The plan uses several housing strategies to focus on affordability, including the creation of more affordable units and market units in order to take pressure off existing affordable units. It also establishes anti-displacement measures for existing residents, as well as pathways to home ownership.
District 7 City Councilor Tito Jackson, whose district includes Egleston Square and has declared his intention to run for mayor of Boston, spoke at the board meeting against the plan.
“You say it’s an affordable unit, but you know based on your own numbers that people in that neighborhood and community can’t actually live in that neighborhood and community in affordable units,” said Jackson, according to Boston Magazine. “When it comes down to it, you have an opportunity in this red-hot market to do better for our neighborhoods, to do better for the people who love Boston.”
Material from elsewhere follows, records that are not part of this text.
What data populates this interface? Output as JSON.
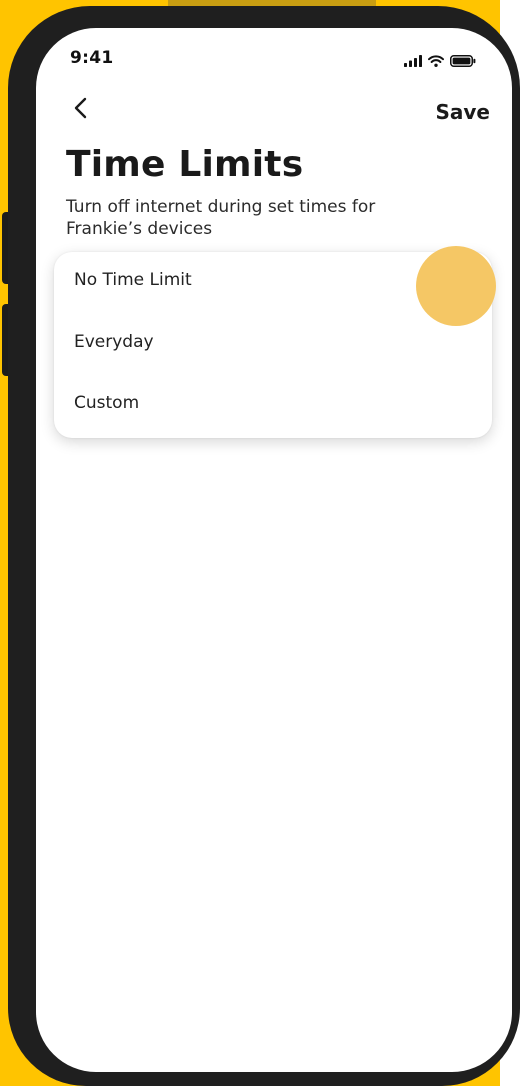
{
  "status_bar": {
    "time": "9:41",
    "icons": [
      "signal-icon",
      "wifi-icon",
      "battery-icon"
    ]
  },
  "nav": {
    "back_icon": "chevron-left-icon",
    "save_label": "Save"
  },
  "page": {
    "title": "Time Limits",
    "subtitle": "Turn off internet during set times for Frankie’s devices"
  },
  "options": [
    {
      "label": "No Time Limit"
    },
    {
      "label": "Everyday"
    },
    {
      "label": "Custom"
    }
  ],
  "colors": {
    "background_accent": "#FFC400",
    "touch_indicator": "#F5C765",
    "phone_frame": "#1F1F1F",
    "text_primary": "#1A1A1A"
  }
}
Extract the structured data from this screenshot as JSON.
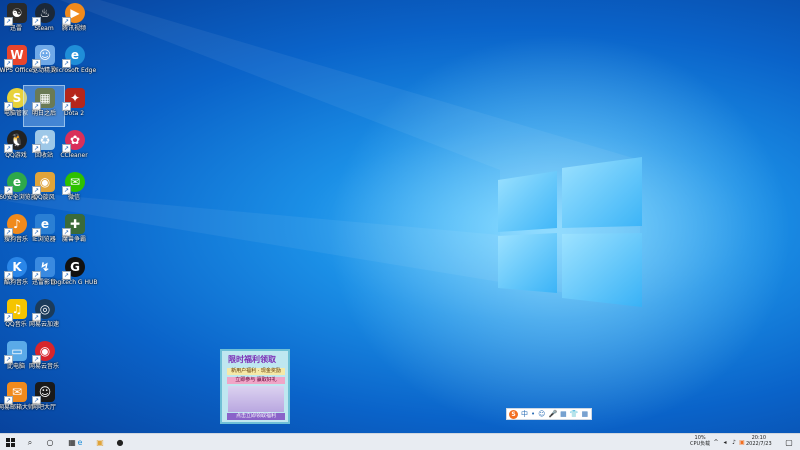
{
  "desktop_icons": [
    {
      "label": "迅雷",
      "color": "#2a2a2a",
      "glyph": "☯",
      "round": false
    },
    {
      "label": "Steam",
      "color": "#1b2838",
      "glyph": "♨",
      "round": true
    },
    {
      "label": "腾讯视频",
      "color": "#f08a1c",
      "glyph": "▶",
      "round": true
    },
    {
      "label": "WPS Office",
      "color": "#e8452c",
      "glyph": "W",
      "round": false
    },
    {
      "label": "驱动精灵",
      "color": "#6fa9e8",
      "glyph": "☺",
      "round": false
    },
    {
      "label": "Microsoft Edge",
      "color": "#1f8ed8",
      "glyph": "e",
      "round": true
    },
    {
      "label": "电脑管家",
      "color": "#e8d23a",
      "glyph": "S",
      "round": true
    },
    {
      "label": "明日之后",
      "color": "#6a7a55",
      "glyph": "▦",
      "round": false
    },
    {
      "label": "Dota 2",
      "color": "#b5261b",
      "glyph": "✦",
      "round": false
    },
    {
      "label": "QQ游戏",
      "color": "#222222",
      "glyph": "🐧",
      "round": true
    },
    {
      "label": "回收站",
      "color": "#9ec8e8",
      "glyph": "♻",
      "round": false
    },
    {
      "label": "CCleaner",
      "color": "#d9305a",
      "glyph": "✿",
      "round": true
    },
    {
      "label": "360安全浏览器",
      "color": "#2ea84a",
      "glyph": "e",
      "round": true
    },
    {
      "label": "QQ旋风",
      "color": "#e0a43a",
      "glyph": "◉",
      "round": false
    },
    {
      "label": "微信",
      "color": "#2dc100",
      "glyph": "✉",
      "round": true
    },
    {
      "label": "搜狗音乐",
      "color": "#f08a1c",
      "glyph": "♪",
      "round": true
    },
    {
      "label": "IE浏览器",
      "color": "#2a7fd4",
      "glyph": "e",
      "round": false
    },
    {
      "label": "魔兽争霸",
      "color": "#3a6a3a",
      "glyph": "✚",
      "round": false
    },
    {
      "label": "酷狗音乐",
      "color": "#2a86e8",
      "glyph": "K",
      "round": true
    },
    {
      "label": "迅雷影音",
      "color": "#3a8ae0",
      "glyph": "↯",
      "round": false
    },
    {
      "label": "Logitech G HUB",
      "color": "#111111",
      "glyph": "G",
      "round": true
    },
    {
      "label": "QQ音乐",
      "color": "#f5c400",
      "glyph": "♫",
      "round": false
    },
    {
      "label": "网易云加速",
      "color": "#1b3b5a",
      "glyph": "◎",
      "round": true
    },
    {
      "label": "此电脑",
      "color": "#5aaae8",
      "glyph": "▭",
      "round": false
    },
    {
      "label": "网易云音乐",
      "color": "#d7252c",
      "glyph": "◉",
      "round": true
    },
    {
      "label": "网易邮箱大师",
      "color": "#f08a1c",
      "glyph": "✉",
      "round": false
    },
    {
      "label": "网吧大厅",
      "color": "#1a1a1a",
      "glyph": "☺",
      "round": false
    }
  ],
  "ad_popup": {
    "title": "限时福利领取",
    "line1": "新用户福利 · 现金奖励",
    "line2": "立即参与 赢取好礼",
    "footer": "点击立即领取福利"
  },
  "ime_toolbar": {
    "logo": "S",
    "lang": "中",
    "items": [
      "•",
      "☺",
      "🎤",
      "▦",
      "👕",
      "▦"
    ]
  },
  "taskbar": {
    "start_icon": "windows-start",
    "search_icon": "⌕",
    "task_view_icon": "○",
    "apps": [
      "▦",
      "e",
      "▣",
      "●"
    ],
    "tray_line1": "10%",
    "tray_line2": "CPU负载",
    "tray_icons": [
      "^",
      "◂",
      "♪",
      "▣"
    ],
    "time": "20:10",
    "date": "2022/7/23",
    "notification_icon": "▢"
  }
}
Jackson also tweeted, “I’m not anti-development, I am antiz (sic) displacement of residents. If we actually planned in Boston we could actually address this.”
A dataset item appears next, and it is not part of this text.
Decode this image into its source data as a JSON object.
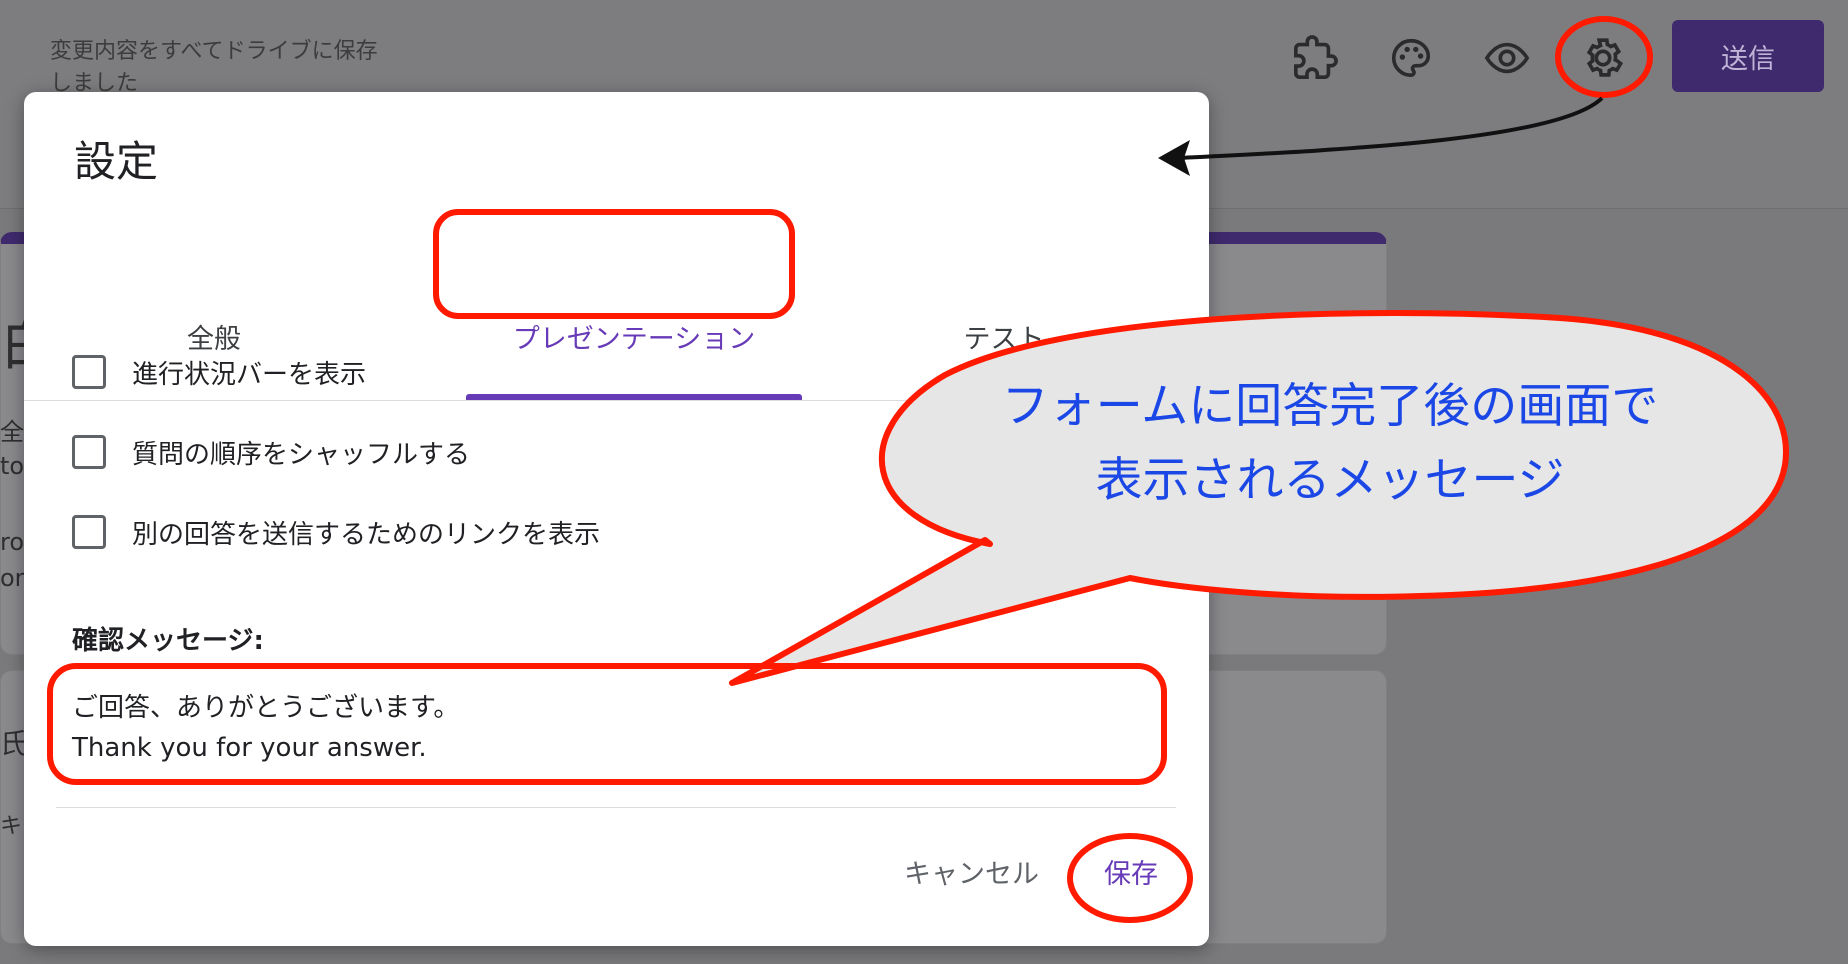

In terms of supporting independent and small businesses, the plan encourages ongoing work with the city’s Small Business Development Department, as well as small business training, retention and technical assistance.
The plan’s transportation component looks to address existing traffic flow challenges, and the Boston Transportation Department (BTD) is working on a capital budget request for an action plan in the study area for the upcoming fiscal year.
An often-heard request during any discussion of development in Jamaica Plain is retaining the character of the neighborhood. To some residents, that means not building developments taller than four or five stories. Those notions run contrary to the high-rise zones of the plan, one at Jackson Square and the other at Forest Hills MBTA Station. Located in areas with new buildings, these new zones would allow heights up to 15 stories. Many residents did support taller buildings being included of the plan.
As with any large project in Boston, the Article 80 Community Review Process remains applicable, which helps “to ensure sensitive and creative building and site design.” The plan also includes supporting progressive green building and resiliency standards that require healthy, carbon-free, climate-change-ready buildings and infrastructure.